When the Princeton Model Congress holds its annual conference this fall in Washington, D.C., fewer high school delegations will attend than usual.
Five or six schools — representing about 10 percent of the attending student population — have withdrawn from the program following the events of Sept. 11, according to PMC's co-director of program Jen Carter '03.
The conference, which usually hosts about 900 high school students over one weekend, mimics the national government with a president, cabinet, House, Senate, Supreme Court and press corps.
Princeton, Carter said, is the only school that hosts its Model Congress in Washington. The event's proximity to sightseeing in the nation's capital is an added attraction.
This year, however, PMC's location — the J.W. Mariott Hotel, two blocks from the White House — is a cause for concern rather than an advantage.
"It's basically the same story," Carter said of the withdrawals. "The advisers tell us, 'The school board decided no field trips.' "
In some cases, she added, the schools decided to cancel all school field trips and, in others, only those trips to New York or Washington.
Barbara Pringle, the faculty adviser of the Model Congress club of the Potomac School in McLean, Va., a Washington suburb, said the recent terrorism has not affected her delegation's plans.
"If anything else happened," she said, "there might be a real issue, but for now, we're certainly all going."
Pringle said that her school's proximity to downtown Washington — approximately a 20-minute drive — probably has something to do with continuing plans to attend.
"As people from the Washington area, most of us are doing the same things we always do," she said.
According to Pringle, parents have not asked to remove their children from the program, and because of the late withdrawals, the Potomac School delegation has been allowed to increase its numbers to about 30 students from the previous cap of 25.

This is one of the ways PMC has been filling the spaces left by the withdrawn high schools, according to co-director of program Brian Pick '03.
By the time the other high schools had withdrawn, it was too late to extend invitations to the almost thirty high schools on PMC's waitlist, and the staffers were forced to find ways to fill the holes in committees, the cabinet and the press corps.
"Overall, hopefully [the absences] will not have much effect," Pick said.
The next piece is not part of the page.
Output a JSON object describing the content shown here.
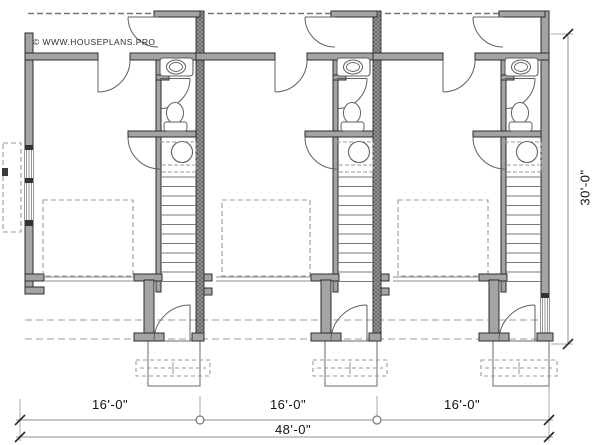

He added that some students might even benefit.
"It will make it a smaller conference . . . there will be more personal attention for the delegates. We are in the process of working out refunding the money," Pick said. "We're trying to be sensitive to parental worries and to school board decisions."
Pick added that PMC is "more flexible with the student fees" — the amount paid by the individuals — than the delegation fees, paid by the schools.
Joanna Ganson '02 and Courtney Mills '02, PMC's executive directors, issued an e-mail statement in which they said the presidential cabinet's annual mock crisis "to stimulate creative thinking about the government's approach to national emergencies" will be replaced by a mock 'diplomatic reception' out of sensitivity for the delegates.
They also quoted a high school adviser, who in withdrawing from the event, wrote, "We regret this decision, and our students and I are very disappointed about not attending the best educational and well organized Model Congress in the nation. We hope that everything will run smoothly as usual and that next year we will be a part of this activity once again."
Ganson and Mills said that despite the absences they "are sure that PMC 2001 will be a fun and successful experience for all involved."